"I don't know what I should have done without you," she said gratefully.

Outside, as the motor disappeared in the darkness, Dr. Ramsay was saying nearly the same thing.

"It is lucky Cruttenden was there and had an idea of what to do; lucky too that I didn't give you up and go home."

"Sorry," responded Ned shortly. "Hope you had a good walk."

"Excellent," replied Peter Ramsay with a little laugh. "I satisfied myself that hills and dales, and the round world generally, were mere manifestations of matter, and the Providence didn't shape my steps anyhow."

[CHAPTER XV]

Since the night on which poor Morris Pugh had sought in vain for God's Providence upon the mountain-top, he had not left his room; for rheumatic fever--that curse of Wales--had laid hold of him.

The mental shock also militated against recovery. It would be almost impossible to overestimate what that shock had been, surcharged as he was by religious exaltation. He had been dashed from high heaven to earth, and at first he lay stunned, absolutely maimed. Then, as feeling returned to his numb mind, the desire to slip away and so avoid the necessity for thought was the despair of his mother, who had come from the lonely hill-farm, where she still was mistress, to be his devoted nurse. She was a woman of the true saintly type, full to the brim of sympathies and sentimentalities; as such, not one to be burdened with the reality of doubt.

By degrees, however, chaos became order. The fiat, "Let there be light," went forth, and Morris Pugh, enthusiast by nature, began to creep towards it. What although the so-called miracles in which he and many others had believed were unreal, that could not be said of the effects of the revival. They were everywhere manifest, abundantly real. Thousands hitherto spiritually blind were now with open eyes following the straight and narrow way. Oh! there was proof enough to show what Power was at work. As the Reverend Hwfa Williams had said (he found such small jests no inconsiderable aid in his rough and ready missioning), there was proof enough for every Thomas in Wales.

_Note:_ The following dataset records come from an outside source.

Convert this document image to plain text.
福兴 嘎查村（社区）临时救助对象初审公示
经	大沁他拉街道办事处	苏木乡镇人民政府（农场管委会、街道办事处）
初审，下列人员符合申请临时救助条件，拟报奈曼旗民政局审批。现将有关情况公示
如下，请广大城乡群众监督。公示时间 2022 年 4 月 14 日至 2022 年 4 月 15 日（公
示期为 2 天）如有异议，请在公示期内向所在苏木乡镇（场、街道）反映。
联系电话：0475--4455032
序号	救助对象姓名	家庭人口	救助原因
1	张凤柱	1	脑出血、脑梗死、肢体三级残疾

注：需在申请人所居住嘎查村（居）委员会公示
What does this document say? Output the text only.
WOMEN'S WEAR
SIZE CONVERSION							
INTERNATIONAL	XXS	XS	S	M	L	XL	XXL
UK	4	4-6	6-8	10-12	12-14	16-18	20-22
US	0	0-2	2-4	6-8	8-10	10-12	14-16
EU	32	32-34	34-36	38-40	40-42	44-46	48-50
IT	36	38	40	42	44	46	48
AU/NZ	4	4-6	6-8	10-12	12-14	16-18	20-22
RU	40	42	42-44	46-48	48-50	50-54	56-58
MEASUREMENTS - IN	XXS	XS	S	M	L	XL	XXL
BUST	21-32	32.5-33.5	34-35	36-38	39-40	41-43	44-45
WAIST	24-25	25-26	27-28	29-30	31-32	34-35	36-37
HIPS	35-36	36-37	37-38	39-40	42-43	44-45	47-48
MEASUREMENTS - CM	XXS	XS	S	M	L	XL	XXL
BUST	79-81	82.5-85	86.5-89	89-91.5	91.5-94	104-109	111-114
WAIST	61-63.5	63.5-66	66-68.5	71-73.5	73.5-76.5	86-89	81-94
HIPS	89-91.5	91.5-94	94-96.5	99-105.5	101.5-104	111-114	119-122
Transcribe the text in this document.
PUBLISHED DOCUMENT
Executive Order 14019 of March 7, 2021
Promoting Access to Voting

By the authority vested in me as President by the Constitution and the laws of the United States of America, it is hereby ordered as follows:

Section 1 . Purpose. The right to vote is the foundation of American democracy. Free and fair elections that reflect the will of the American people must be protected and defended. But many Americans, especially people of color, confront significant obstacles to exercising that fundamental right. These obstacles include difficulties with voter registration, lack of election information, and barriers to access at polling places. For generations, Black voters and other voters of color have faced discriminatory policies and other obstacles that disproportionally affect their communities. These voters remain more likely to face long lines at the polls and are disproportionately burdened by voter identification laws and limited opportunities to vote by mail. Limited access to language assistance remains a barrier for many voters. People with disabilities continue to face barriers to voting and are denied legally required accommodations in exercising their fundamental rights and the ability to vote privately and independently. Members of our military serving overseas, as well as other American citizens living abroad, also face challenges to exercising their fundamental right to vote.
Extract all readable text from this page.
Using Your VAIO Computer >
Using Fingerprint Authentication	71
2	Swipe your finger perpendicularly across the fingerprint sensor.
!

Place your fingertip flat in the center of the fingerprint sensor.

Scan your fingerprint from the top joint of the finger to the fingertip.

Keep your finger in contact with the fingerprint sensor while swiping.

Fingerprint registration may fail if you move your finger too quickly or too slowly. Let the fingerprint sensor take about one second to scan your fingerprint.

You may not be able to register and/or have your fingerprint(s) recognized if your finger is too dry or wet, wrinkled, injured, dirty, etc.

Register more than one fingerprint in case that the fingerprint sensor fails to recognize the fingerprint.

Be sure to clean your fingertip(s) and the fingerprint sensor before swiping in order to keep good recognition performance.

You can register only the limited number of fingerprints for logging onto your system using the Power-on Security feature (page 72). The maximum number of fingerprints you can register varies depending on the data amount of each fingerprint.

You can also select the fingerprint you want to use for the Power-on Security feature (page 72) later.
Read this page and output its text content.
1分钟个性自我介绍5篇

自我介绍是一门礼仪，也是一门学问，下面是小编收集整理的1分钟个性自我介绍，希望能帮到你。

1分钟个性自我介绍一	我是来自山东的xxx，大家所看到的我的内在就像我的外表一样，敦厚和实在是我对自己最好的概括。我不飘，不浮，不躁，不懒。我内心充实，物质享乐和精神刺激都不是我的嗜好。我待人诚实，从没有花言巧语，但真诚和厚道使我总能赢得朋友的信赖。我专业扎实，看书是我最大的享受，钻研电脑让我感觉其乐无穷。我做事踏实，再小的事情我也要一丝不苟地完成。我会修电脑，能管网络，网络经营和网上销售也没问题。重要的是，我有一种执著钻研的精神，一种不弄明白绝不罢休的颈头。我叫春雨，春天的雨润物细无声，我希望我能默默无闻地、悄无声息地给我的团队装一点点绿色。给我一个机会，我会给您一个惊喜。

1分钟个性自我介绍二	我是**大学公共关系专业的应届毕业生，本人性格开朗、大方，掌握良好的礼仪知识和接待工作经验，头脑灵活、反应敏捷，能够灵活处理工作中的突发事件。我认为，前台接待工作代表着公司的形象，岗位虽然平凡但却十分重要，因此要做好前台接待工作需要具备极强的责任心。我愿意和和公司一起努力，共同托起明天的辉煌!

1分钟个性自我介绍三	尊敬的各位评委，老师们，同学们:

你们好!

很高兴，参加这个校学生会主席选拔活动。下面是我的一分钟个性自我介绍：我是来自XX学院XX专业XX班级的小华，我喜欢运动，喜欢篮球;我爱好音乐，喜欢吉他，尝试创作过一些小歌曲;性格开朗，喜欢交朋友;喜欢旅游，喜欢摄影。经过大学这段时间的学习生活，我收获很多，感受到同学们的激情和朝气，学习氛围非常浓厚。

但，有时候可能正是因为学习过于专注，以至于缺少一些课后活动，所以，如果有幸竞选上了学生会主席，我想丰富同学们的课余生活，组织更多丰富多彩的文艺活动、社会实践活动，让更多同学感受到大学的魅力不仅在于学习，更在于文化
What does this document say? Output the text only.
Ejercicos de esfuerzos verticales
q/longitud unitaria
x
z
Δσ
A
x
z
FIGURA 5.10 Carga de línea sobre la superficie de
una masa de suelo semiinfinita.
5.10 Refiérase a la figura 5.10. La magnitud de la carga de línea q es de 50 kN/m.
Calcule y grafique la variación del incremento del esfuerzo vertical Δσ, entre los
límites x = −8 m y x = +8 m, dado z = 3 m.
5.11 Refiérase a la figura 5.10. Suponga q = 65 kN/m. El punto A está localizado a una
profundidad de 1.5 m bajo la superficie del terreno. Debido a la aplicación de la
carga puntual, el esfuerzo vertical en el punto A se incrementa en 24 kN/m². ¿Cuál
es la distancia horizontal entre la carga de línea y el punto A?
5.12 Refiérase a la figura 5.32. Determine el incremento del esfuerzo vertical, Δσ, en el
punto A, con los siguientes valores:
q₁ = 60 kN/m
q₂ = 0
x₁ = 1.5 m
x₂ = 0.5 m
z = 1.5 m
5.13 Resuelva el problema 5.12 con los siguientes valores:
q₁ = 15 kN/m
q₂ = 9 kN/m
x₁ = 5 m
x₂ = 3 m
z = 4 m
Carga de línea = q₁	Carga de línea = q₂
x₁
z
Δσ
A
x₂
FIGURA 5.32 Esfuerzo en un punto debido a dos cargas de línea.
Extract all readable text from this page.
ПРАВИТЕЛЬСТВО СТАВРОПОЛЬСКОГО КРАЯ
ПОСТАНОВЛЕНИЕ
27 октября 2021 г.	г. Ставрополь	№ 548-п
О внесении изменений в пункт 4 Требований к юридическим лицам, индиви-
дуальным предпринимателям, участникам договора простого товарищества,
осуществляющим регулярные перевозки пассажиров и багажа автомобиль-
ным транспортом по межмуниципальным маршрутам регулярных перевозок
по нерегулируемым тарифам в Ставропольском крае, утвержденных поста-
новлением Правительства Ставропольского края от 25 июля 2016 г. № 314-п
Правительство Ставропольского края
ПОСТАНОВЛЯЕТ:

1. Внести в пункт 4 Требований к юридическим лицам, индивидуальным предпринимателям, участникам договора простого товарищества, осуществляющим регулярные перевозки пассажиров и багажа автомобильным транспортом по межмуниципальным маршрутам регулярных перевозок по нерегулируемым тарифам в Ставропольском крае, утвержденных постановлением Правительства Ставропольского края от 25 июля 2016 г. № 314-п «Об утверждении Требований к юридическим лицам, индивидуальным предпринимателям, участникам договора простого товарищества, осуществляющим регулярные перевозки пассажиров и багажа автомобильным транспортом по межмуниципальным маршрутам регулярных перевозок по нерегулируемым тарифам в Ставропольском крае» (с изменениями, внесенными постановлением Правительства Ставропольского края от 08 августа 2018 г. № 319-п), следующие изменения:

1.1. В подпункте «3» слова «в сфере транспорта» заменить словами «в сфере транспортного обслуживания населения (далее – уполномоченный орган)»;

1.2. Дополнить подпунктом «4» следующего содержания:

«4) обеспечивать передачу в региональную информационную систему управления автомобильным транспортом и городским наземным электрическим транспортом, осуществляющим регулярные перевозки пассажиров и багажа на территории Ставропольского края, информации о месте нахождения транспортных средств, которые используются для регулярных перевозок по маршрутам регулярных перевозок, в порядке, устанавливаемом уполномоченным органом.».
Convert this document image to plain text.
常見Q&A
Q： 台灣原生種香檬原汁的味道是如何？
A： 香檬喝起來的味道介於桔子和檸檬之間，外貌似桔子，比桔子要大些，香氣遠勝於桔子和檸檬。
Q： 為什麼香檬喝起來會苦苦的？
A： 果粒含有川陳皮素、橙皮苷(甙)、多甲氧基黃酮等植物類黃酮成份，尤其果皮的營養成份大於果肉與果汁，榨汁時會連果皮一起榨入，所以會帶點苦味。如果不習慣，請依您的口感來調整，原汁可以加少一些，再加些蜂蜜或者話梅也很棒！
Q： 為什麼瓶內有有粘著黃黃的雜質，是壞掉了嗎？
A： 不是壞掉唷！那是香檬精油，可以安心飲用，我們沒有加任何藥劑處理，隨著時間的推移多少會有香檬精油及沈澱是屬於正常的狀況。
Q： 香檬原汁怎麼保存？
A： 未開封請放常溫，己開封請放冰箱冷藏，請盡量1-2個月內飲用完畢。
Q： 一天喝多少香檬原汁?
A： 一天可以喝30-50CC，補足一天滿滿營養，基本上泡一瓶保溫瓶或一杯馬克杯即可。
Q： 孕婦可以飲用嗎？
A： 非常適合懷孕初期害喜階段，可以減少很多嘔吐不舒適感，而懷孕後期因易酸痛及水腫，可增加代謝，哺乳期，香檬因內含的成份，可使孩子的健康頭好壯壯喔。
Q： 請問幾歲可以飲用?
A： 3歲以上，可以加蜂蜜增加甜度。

And there was more work to be done; so what mattered it whether he, Morris Pugh, the man to do it, rose or did not rise to the height of sublime folly which had been his once? There was work to be done and he must do it. So on the last day of the old year, after a week's change at Aberystwith, he returned, eager for the big revival meeting which was to see the New Year in. It was to be a great occasion, for Merv, Gwen, and Alicia Edwards were back for a Christmas holiday from their arduous labour abroad. Their presence in the little village must surely awaken the few sleepers that remained; these would be gathered in, their names added to the already long list of the elect. Even Myfanwy Jones who, as usual, had come down for a long week-end laden with bandboxes, might follow the example of her father and come into the ranks of the saved.